Good or bad news, depending on how you look at it: Mr. Gillham probably will never stand trial on the charges.
“An expert has found him incompetent and unlikely to regain competence and neither side is disputing that,” said Brett Podolsky, his attorney. “Both sides are working on an agreed order for a lengthy civil commitment.”
Summarizing, the damage that the tumor did before it was removed, the side effects of the removal, and Mr. Gillham’s age have left him in a state where both sides agree he’s not competent to stand trial.
Gallery Furniture and [Jim] McIngvale, its colorful pitchman, are well-known Houston icons. He said Wednesday he was disappointed by the development, but had no quarrel with the criminal justice system.
“We wanted to get this behind us, and get some closure on this,” McIngvale said. “But the court system is the court system and if they say he’s incompetent, we certainly respect whatever the court system rules.”
That’s actually a pretty classy statement for a man who had $20 million worth of stuff burned up.
Picked this up from Insta, but I don’t care that he already linked it; this is one of those stories.

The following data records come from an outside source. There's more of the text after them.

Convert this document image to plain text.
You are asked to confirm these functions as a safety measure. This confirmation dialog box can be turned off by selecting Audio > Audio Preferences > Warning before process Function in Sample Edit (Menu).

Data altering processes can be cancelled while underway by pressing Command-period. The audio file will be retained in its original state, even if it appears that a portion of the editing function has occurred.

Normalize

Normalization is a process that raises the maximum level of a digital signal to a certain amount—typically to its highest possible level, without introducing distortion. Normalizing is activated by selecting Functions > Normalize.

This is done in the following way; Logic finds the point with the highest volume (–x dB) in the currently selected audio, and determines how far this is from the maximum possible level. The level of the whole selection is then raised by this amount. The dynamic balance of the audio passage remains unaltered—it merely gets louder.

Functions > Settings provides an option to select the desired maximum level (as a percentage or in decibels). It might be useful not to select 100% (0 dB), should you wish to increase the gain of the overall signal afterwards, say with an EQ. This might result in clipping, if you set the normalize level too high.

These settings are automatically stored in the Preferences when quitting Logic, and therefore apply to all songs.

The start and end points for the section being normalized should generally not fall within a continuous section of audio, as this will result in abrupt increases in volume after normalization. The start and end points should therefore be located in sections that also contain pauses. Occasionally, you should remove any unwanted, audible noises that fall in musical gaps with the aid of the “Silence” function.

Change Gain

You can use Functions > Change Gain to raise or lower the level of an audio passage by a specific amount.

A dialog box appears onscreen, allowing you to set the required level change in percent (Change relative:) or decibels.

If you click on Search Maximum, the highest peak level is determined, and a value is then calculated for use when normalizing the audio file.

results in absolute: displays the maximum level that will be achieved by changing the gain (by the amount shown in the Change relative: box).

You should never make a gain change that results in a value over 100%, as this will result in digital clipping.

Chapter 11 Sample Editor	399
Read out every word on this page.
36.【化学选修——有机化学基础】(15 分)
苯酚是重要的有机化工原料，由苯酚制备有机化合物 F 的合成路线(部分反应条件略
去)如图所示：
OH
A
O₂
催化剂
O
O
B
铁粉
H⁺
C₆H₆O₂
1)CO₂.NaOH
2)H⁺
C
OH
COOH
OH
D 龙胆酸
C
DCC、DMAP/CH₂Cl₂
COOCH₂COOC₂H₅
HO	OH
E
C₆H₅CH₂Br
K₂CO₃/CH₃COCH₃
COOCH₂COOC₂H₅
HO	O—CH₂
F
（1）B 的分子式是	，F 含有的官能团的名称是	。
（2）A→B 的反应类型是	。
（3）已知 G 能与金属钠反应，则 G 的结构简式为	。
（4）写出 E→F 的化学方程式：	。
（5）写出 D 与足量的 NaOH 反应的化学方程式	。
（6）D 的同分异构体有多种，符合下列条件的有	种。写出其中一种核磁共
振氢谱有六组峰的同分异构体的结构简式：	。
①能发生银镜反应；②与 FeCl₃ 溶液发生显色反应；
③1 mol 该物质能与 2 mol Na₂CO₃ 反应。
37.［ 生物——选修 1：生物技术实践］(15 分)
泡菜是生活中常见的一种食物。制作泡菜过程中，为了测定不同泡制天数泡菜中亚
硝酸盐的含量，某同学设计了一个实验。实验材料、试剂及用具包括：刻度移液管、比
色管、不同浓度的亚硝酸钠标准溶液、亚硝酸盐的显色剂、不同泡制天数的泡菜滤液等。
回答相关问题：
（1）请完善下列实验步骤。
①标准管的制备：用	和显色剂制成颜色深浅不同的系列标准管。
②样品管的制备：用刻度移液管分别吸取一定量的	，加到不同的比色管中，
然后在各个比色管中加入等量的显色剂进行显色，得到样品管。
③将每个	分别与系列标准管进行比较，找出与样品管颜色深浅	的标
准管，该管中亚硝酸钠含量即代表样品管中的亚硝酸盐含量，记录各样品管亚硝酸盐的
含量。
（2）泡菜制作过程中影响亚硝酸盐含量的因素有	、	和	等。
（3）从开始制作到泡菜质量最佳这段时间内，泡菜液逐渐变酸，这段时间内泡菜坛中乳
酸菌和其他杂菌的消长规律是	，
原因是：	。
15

People who have been reading this blog regularly know that I’m fascinated by magic and the history of magic. You know that my admiration for Penn and Teller is like the universe itself; finite but unbounded.
Penn and Teller are only in this story as sort of peripheral figures, but I commend it to your attention: a New Yorker profile of Apollo Robins, the world’s greatest pickpocket.
…Robbins begged off, but he offered to do a trick instead. He instructed Jillette to place a ring that he was wearing on a piece of paper and trace its outline with a pen. By now, a small crowd had gathered. Jillette removed his ring, put it down on the paper, unclipped a pen from his shirt, and leaned forward, preparing to draw. After a moment, he froze and looked up. His face was pale.
“Fuck. You,” he said, and slumped into a chair.
Robbins held up a thin, cylindrical object: the cartridge from Jillette’s pen.
Part of what makes this story so interesting to me, other than the magic angle, is that Robbins’ work, and the techniques he’s developed, reveal really interesting things about the mind and human perception.
The intersection of magic and neuroscience has become a topic of some interest in the scientific community, and Robbins is now a regular on the lecture circuit. Recently, at a forum in Baltimore, he shared a stage with the psychologist Daniel Kahneman—who won a Nobel Prize for his work in behavioral economics—and the two had a long discussion about so-called “inattentional blindness,” the phenomenon of focussing so intently on a single task that one fails to notice things in plain sight.
This is the best thing I’ve read so far in 2013. It may be the best magazine article of the year; I expect it to be in contention if we’re all still here in December.